Minister of State in Prime Minister's Office Jitendra Singh told the Rajya Sabha that the exams have been thus made "language neutral".
"Government is of the opinion that in the Civil Services Preliminary examination, Paper II, the marks of the question section on 'English language comprehension skills' should not be included in gradation or merit," the minister said in his statement made in both the houses.
He also announced that candidates who appeared in Civil Services Examination 2011 may be allowed one more attempt in 2015.
"The government has studied the matter very deeply and tried to handle it sensitively," Jitendra Singh said.
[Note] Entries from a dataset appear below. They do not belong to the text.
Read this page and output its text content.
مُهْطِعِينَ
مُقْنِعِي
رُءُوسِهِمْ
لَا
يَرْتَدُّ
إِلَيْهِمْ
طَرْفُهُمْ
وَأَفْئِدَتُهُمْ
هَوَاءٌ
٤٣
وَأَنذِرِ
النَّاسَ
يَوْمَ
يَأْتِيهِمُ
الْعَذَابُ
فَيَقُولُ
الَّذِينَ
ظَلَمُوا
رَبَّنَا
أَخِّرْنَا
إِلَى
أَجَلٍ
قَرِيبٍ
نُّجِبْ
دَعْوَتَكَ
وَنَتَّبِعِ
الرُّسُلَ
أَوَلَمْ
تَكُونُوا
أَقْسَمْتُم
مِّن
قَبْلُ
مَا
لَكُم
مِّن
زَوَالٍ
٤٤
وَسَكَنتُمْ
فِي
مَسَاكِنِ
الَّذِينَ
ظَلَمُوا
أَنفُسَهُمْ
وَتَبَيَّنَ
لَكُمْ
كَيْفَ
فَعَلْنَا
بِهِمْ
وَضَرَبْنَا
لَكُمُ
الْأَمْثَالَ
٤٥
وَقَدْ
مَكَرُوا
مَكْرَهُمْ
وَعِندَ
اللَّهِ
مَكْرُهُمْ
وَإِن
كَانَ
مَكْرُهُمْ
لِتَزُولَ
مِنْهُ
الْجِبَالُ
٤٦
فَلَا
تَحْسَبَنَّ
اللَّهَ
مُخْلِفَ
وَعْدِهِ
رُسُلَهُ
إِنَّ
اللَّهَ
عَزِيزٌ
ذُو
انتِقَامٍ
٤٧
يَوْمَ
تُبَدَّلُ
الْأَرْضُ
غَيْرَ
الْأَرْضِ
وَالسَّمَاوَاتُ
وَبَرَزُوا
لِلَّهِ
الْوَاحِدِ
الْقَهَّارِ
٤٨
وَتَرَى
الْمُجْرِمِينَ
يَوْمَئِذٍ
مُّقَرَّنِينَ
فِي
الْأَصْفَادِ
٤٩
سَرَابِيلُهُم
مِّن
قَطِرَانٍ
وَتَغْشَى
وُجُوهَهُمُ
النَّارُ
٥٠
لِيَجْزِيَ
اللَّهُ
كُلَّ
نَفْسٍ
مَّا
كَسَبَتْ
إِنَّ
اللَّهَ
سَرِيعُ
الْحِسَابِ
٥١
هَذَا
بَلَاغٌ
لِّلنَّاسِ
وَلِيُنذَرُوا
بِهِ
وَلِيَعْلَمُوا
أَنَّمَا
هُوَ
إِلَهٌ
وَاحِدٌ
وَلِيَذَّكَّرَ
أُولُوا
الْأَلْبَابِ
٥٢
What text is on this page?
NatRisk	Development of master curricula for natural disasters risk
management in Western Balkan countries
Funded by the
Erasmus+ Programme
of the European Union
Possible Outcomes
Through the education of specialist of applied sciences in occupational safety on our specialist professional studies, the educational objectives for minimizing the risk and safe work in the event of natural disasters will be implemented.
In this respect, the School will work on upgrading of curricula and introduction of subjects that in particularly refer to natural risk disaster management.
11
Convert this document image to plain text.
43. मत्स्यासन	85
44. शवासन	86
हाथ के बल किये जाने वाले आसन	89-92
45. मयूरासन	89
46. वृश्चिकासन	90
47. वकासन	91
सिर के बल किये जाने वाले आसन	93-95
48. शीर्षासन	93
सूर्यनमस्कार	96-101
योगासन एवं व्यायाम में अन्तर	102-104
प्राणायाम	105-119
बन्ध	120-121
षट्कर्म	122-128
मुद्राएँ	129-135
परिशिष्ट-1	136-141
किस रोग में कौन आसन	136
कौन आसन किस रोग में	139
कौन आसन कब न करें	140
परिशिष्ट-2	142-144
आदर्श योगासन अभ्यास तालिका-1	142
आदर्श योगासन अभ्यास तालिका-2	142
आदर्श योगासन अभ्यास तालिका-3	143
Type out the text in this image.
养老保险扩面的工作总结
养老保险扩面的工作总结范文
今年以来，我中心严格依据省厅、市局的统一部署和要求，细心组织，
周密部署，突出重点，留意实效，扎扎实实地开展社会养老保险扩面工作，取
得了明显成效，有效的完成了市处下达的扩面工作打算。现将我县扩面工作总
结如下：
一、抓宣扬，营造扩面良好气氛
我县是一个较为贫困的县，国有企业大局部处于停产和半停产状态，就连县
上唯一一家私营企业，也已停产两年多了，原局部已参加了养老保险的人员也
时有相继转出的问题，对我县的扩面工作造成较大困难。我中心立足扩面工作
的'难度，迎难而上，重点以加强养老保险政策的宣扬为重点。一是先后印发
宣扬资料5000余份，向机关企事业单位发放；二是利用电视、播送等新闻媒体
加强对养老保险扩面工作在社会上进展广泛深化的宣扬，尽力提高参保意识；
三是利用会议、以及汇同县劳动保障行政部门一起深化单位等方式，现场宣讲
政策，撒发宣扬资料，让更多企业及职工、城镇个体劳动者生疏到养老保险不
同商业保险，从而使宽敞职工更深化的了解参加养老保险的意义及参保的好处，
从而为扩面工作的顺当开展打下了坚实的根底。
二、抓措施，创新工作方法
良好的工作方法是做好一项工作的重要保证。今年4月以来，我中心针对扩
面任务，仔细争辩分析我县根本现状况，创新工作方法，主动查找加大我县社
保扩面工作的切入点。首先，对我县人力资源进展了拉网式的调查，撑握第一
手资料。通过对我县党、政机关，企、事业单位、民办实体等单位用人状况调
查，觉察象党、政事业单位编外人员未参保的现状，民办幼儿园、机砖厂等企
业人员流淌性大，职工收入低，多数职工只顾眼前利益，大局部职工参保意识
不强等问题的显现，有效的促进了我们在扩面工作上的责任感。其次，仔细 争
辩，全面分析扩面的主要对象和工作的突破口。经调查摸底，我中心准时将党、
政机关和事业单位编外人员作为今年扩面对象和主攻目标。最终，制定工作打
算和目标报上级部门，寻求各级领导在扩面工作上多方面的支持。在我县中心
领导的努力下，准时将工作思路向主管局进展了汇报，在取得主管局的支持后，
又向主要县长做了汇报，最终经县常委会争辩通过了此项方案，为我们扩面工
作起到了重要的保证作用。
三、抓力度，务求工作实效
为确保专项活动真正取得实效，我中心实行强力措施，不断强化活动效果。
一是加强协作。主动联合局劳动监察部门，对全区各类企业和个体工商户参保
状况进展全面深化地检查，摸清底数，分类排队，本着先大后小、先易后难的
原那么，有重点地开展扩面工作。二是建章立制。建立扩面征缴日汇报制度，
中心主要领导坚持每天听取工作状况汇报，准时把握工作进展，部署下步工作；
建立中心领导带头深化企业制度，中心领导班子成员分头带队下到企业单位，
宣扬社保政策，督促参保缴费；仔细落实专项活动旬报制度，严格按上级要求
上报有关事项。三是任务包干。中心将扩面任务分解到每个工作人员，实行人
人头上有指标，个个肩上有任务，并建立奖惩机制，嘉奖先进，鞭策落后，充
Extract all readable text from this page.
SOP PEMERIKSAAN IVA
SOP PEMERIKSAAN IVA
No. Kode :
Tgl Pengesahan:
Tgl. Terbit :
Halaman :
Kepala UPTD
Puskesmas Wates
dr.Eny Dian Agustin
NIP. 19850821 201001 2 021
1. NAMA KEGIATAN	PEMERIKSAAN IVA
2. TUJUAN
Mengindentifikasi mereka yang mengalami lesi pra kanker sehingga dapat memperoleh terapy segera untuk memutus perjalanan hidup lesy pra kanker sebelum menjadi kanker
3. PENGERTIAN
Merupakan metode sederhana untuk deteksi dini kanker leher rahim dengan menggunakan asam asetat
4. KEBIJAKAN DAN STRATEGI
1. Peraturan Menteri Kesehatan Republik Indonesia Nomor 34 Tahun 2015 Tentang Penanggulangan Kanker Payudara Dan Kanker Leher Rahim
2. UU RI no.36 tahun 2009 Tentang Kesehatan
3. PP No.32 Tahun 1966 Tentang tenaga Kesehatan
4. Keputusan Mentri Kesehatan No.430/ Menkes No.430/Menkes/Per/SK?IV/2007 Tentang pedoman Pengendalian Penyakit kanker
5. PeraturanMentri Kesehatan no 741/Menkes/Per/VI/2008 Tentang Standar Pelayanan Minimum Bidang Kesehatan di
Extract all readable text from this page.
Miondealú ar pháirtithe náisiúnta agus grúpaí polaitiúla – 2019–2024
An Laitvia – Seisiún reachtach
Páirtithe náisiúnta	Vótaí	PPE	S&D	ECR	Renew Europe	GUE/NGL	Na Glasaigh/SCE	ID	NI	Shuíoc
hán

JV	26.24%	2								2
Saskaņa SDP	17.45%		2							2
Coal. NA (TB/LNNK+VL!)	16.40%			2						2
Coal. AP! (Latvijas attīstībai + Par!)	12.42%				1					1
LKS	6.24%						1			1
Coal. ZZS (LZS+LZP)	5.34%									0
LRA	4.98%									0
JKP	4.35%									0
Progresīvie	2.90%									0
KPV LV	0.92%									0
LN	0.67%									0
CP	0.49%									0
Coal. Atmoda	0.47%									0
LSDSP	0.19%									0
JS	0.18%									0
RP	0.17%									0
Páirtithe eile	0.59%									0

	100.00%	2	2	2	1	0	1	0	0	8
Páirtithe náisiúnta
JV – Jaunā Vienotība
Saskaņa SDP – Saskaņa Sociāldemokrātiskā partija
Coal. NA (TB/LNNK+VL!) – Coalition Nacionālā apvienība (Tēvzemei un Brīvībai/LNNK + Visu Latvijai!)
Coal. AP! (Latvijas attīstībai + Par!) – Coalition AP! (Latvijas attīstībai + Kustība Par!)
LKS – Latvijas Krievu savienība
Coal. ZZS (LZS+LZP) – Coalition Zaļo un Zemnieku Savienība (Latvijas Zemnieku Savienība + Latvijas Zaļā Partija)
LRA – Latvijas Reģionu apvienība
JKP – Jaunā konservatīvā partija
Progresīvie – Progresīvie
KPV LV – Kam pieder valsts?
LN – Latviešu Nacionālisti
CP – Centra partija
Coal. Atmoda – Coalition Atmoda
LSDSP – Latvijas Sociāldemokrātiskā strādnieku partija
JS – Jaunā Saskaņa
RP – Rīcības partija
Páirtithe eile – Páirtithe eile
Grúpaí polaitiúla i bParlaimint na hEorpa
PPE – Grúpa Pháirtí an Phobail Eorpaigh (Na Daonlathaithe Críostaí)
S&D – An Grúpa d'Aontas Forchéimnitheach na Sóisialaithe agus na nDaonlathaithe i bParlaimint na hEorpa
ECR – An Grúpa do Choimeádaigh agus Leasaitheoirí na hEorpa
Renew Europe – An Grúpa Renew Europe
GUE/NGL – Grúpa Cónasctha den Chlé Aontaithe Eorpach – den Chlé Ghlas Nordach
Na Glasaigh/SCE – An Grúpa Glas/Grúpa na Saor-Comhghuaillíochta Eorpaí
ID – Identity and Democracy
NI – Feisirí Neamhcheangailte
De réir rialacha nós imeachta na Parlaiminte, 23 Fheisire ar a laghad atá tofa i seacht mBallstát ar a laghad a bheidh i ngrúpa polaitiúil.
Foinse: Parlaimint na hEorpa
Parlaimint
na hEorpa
In the Rajya Sabha, many members wanted to seek clarifications from the minister.
However, Deputy Chairman P.J. Kurien said that the statement was made on a demand and clarifications could not be taken up.
Undeterred, opposition members from non-Hindi speaking states said it was still partial towards regional languages, even as Jitendra Singh clarified; "We have made it language neutral."
"Students from south India may be understanding English better than Hindi. What about them," said Vayalar Ravi of the Congress, and was joined by other members from non-Hindi speaking states."
"The non-Hindi speaking students have been facing bias for very long," said Kanimozhi of the DMK.
"The question paper for UPSC must be in all national languages, why only Hindi and English," said P. Rajeeve of the Communist Party of India-Marxist.
In response, Jitendra Singh said all languages in the 8th Schedule of the Constitution are treated equally and that status remains unchanged.
This did not satisfy opposition members who wanted clarifications, despite the deputy chairman insisting that a notice can be given to discuss the topic later.
As the din continued, the upper house saw two brief adjournments, before being adjourned for the day.
The CSAT-II paper in the preliminary exam, conducted by the Union Service Public Commission, carries questions on comprehension, interpersonal skills including communication skills, logical reasoning and analytical ability, decision-making and problem-solving, general mental ability, basic numeracy and English language comprehension skills (of Class 10 level).
The aspirants for the examination have been demanding it be scrapped as they term it discriminatory to those from Hindi-speaking states as well as humanities students.